Friday, July 25, 2008

More on the Church of Global Warming

Last year the British Channel Four broadcast a film (which I haven't seen) called The Great Global Warming Swindle. Apparently it touched an extraordinarily sensitive nerve, because the other day the Guardian's Bishop of Global Warming, George Monbiot, wrote yet another column against the program, titled Global Warming is a Brutal Truth. It's worth reading, as it gives a good perspective into the sanctimonious mindset of the high priesthood of the Church of Global Warming.
It is not just because The Great Global Warming Swindle is at odds with the entire body of scientific knowledge on this subject that I have bothered to contest it. It is also because it is consonant with the entire body of human self-deception. We want to be misled, we crave it; and we will bend our minds into whatever shape they need to take in order not to face our brutal truths.
Speak for yourself, George.

You can also go to the Wikipedia article about Monbiot, and read the sorts of things he advocates:
Monbiot asserts that climate change is the "moral question of the 21st century" and that there is little time for debate or objections to a raft of emergency action he believes will stop climate change, including: setting targets on greenhouse emissions using the latest science; issuing every citizen with a 'personal carbon ration'; new building regulations with houses built to German passivhaus standard; banning incandescent lightbulbs, patio heaters, garden floodlights and other inefficient technologies; constructing large offshore wind farms, replacing the national gas grid with a hydrogen pipe network; a new national coach network to make journeys using public transport faster than using a car; all petrol stations to supply leasable electric car batteries with stations equipped with a crane service to replace depleted batteries; scrap road-building and road-widening programmes, redirecting their budgets to tackle climate change; reduce UK airport capacity by 90%; closing down all out-of-town superstores and replace them with warehouses and a delivery system.
Reduce UK airport capacity by 90%: that'll do the trick. Though, truth be told, there are elected governments out there who are already diligently beavering away in their attempt to have us all live by the precepts of the Church. Those of you who have been in Norway know that it's one of the most beautiful places on earth. As recently as 80 years ago the entire area was blighted by deep poverty and everything that went with it, but now it's inhabited by wealthy healthy people, thanks to oil offshore and the tourists who stream through in their cars. The locals also drive a lot, because, sort of like Los Angeles only far more so, you can't go anywhere unless you have a car. Well, the local politicians have decreed that driving is a luxury that people shouldn't indulge in.
"At a time when climate change is beginning to seriously impact the planet, and when Norway's carbon dioxide emissions are increasing, we politicians must take steps to meet these challenges," Finance Minister Kristin Halvorsen said
Those of you who are old enough to remember the 1990s may be able dimly to recollect an era when none of this had ever been dreamed up yet. Moreover, it's beginning to seem possible that the unborn children of today - say, the ones who will reach school in the 2030s - will also not be familiar with any of this, because by then we'll have forgotten it because it will have been proven wrong. Here, for example, is an article by an Australian scientist that's been making the internet rounds this week. He says that the globe was getting warmer last decade, it isn't now, and fossil fuels probably aren't relevant one way or the other.
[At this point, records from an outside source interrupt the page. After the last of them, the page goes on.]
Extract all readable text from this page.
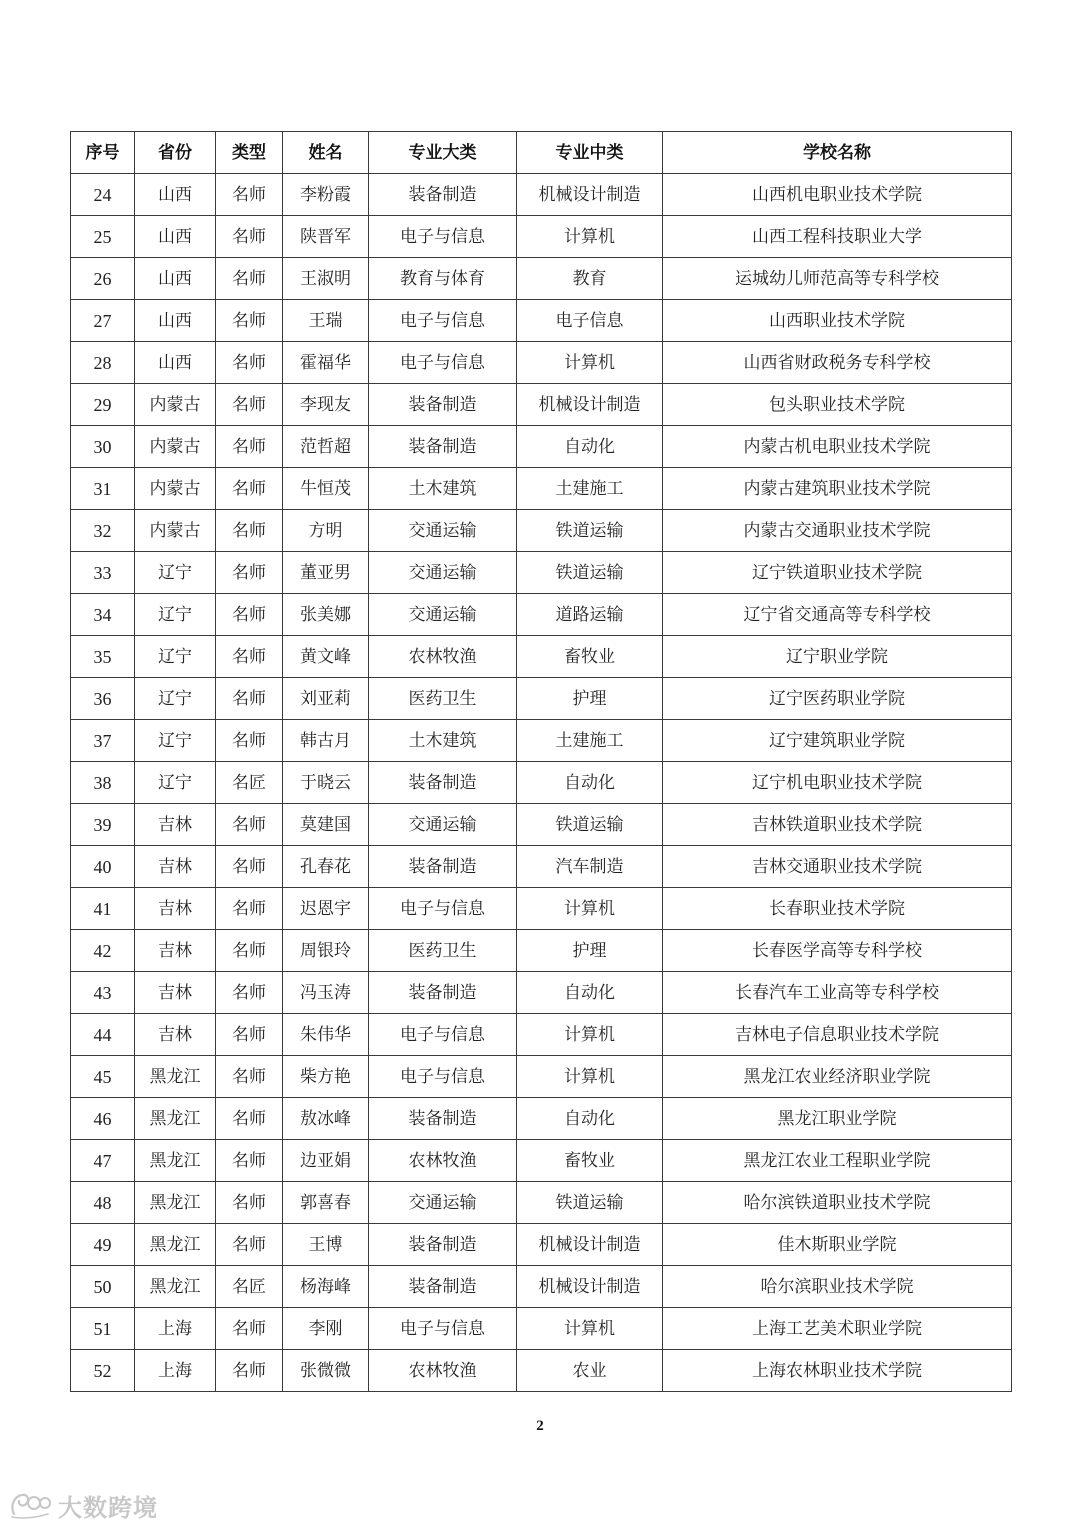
序号	省份	类型	姓名	专业大类	专业中类	学校名称
24	山西	名师	李粉霞	装备制造	机械设计制造	山西机电职业技术学院
25	山西	名师	陕晋军	电子与信息	计算机	山西工程科技职业大学
26	山西	名师	王淑明	教育与体育	教育	运城幼儿师范高等专科学校
27	山西	名师	王瑞	电子与信息	电子信息	山西职业技术学院
28	山西	名师	霍福华	电子与信息	计算机	山西省财政税务专科学校
29	内蒙古	名师	李现友	装备制造	机械设计制造	包头职业技术学院
30	内蒙古	名师	范哲超	装备制造	自动化	内蒙古机电职业技术学院
31	内蒙古	名师	牛恒茂	土木建筑	土建施工	内蒙古建筑职业技术学院
32	内蒙古	名师	方明	交通运输	铁道运输	内蒙古交通职业技术学院
33	辽宁	名师	董亚男	交通运输	铁道运输	辽宁铁道职业技术学院
34	辽宁	名师	张美娜	交通运输	道路运输	辽宁省交通高等专科学校
35	辽宁	名师	黄文峰	农林牧渔	畜牧业	辽宁职业学院
36	辽宁	名师	刘亚莉	医药卫生	护理	辽宁医药职业学院
37	辽宁	名师	韩古月	土木建筑	土建施工	辽宁建筑职业学院
38	辽宁	名匠	于晓云	装备制造	自动化	辽宁机电职业技术学院
39	吉林	名师	莫建国	交通运输	铁道运输	吉林铁道职业技术学院
40	吉林	名师	孔春花	装备制造	汽车制造	吉林交通职业技术学院
41	吉林	名师	迟恩宇	电子与信息	计算机	长春职业技术学院
42	吉林	名师	周银玲	医药卫生	护理	长春医学高等专科学校
43	吉林	名师	冯玉涛	装备制造	自动化	长春汽车工业高等专科学校
44	吉林	名师	朱伟华	电子与信息	计算机	吉林电子信息职业技术学院
45	黑龙江	名师	柴方艳	电子与信息	计算机	黑龙江农业经济职业学院
46	黑龙江	名师	敖冰峰	装备制造	自动化	黑龙江职业学院
47	黑龙江	名师	边亚娟	农林牧渔	畜牧业	黑龙江农业工程职业学院
48	黑龙江	名师	郭喜春	交通运输	铁道运输	哈尔滨铁道职业技术学院
49	黑龙江	名师	王博	装备制造	机械设计制造	佳木斯职业学院
50	黑龙江	名匠	杨海峰	装备制造	机械设计制造	哈尔滨职业技术学院
51	上海	名师	李刚	电子与信息	计算机	上海工艺美术职业学院
52	上海	名师	张微微	农林牧渔	农业	上海农林职业技术学院
2
大数跨境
PS. I've said before and I'll say it again: in my opinion, pumping millions of tons of gook into the air is probably a poor idea. Since the Saudis and their ilk, supported by the Russians and Chaves, control most of the reserves of the stuff, there is a terrific incentive to wean us of it. However, the way to go is to invent better alternatives, not to wreck the rather comfortable world we live in.

Play with human nature, not against it.